Da sinistra a destra: il tenente colonnello Chierici, il tenente Baietti, il colonnello Signorini, il generale Reverberi a rapporto. Nikolajewka 26 gennaio 1943.
Il colonnello Signorini, comandante del 6° Reggimento, dopo aver constatato l'esiguo numero dei suoi Alpini superstiti, non resse all'emozione e morì di crepacuore all'uscita dall'accerchiamento, a Shebekino il  2 febbraio 1943.

 

Sotto la spinta dell'ultimo, disperato attacco degli italiani, e della massa disperata di sbandati,  i sovietici abbandonarono il campo, fuggendo disordinatamente e lasciando sul terreno centinaia di morti e feriti. Le migliaia di disperati trovarono in città non i russi, ma le armi dei russi.
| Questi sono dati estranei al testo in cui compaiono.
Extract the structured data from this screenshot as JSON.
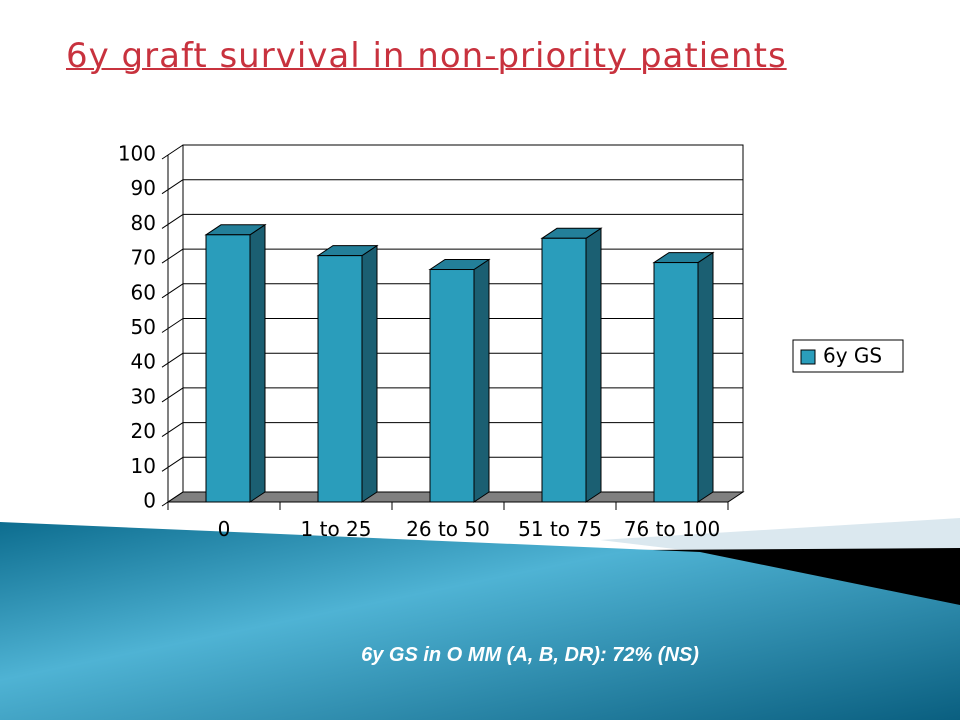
{
  "chart_data": {
    "type": "bar",
    "title": "6y graft survival in non-priority patients",
    "categories": [
      "0",
      "1 to 25",
      "26 to 50",
      "51 to 75",
      "76 to 100"
    ],
    "series": [
      {
        "name": "6y GS",
        "color": "#2a9dbb",
        "values": [
          77,
          71,
          67,
          76,
          69
        ]
      }
    ],
    "ylim": [
      0,
      100
    ],
    "yticks": [
      0,
      10,
      20,
      30,
      40,
      50,
      60,
      70,
      80,
      90,
      100
    ],
    "grid": true,
    "legend": "right",
    "annotation": "6y GS in O MM (A, B, DR): 72% (NS)"
  }
}
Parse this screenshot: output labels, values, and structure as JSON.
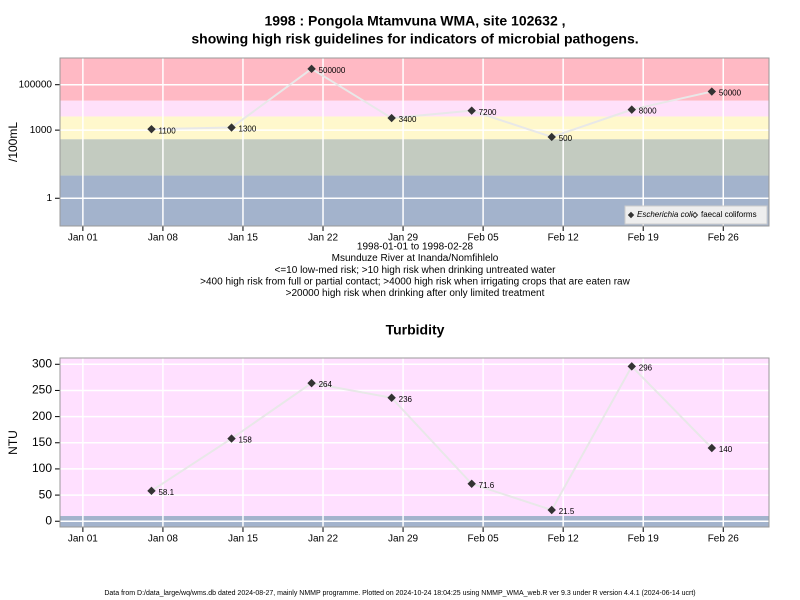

Dopo dieci ore di combattimento, attraverso il varco aperto uscirono i 13.420 uomini del Corpo d’Arma Alpino: erano 61.155 quando avevano lasciato le rive del Don, dieci giorni prima.
Tale impresa, impossibile da descrivere a fondo, ha fatto meritare agli alpini la citazione nel Bollettino N°630 del Comando Supremo Russo, emesso da Radio Mosca ai primi di febbraio. Annunciando il travolgimento delle forze dell'Asse sul fronte del medio Don e la caduta di Stalingrado, precisò: "Soltanto il Corpo d'Armata Alpino Italiano deve considerarsi imbattuto in terra di Russia".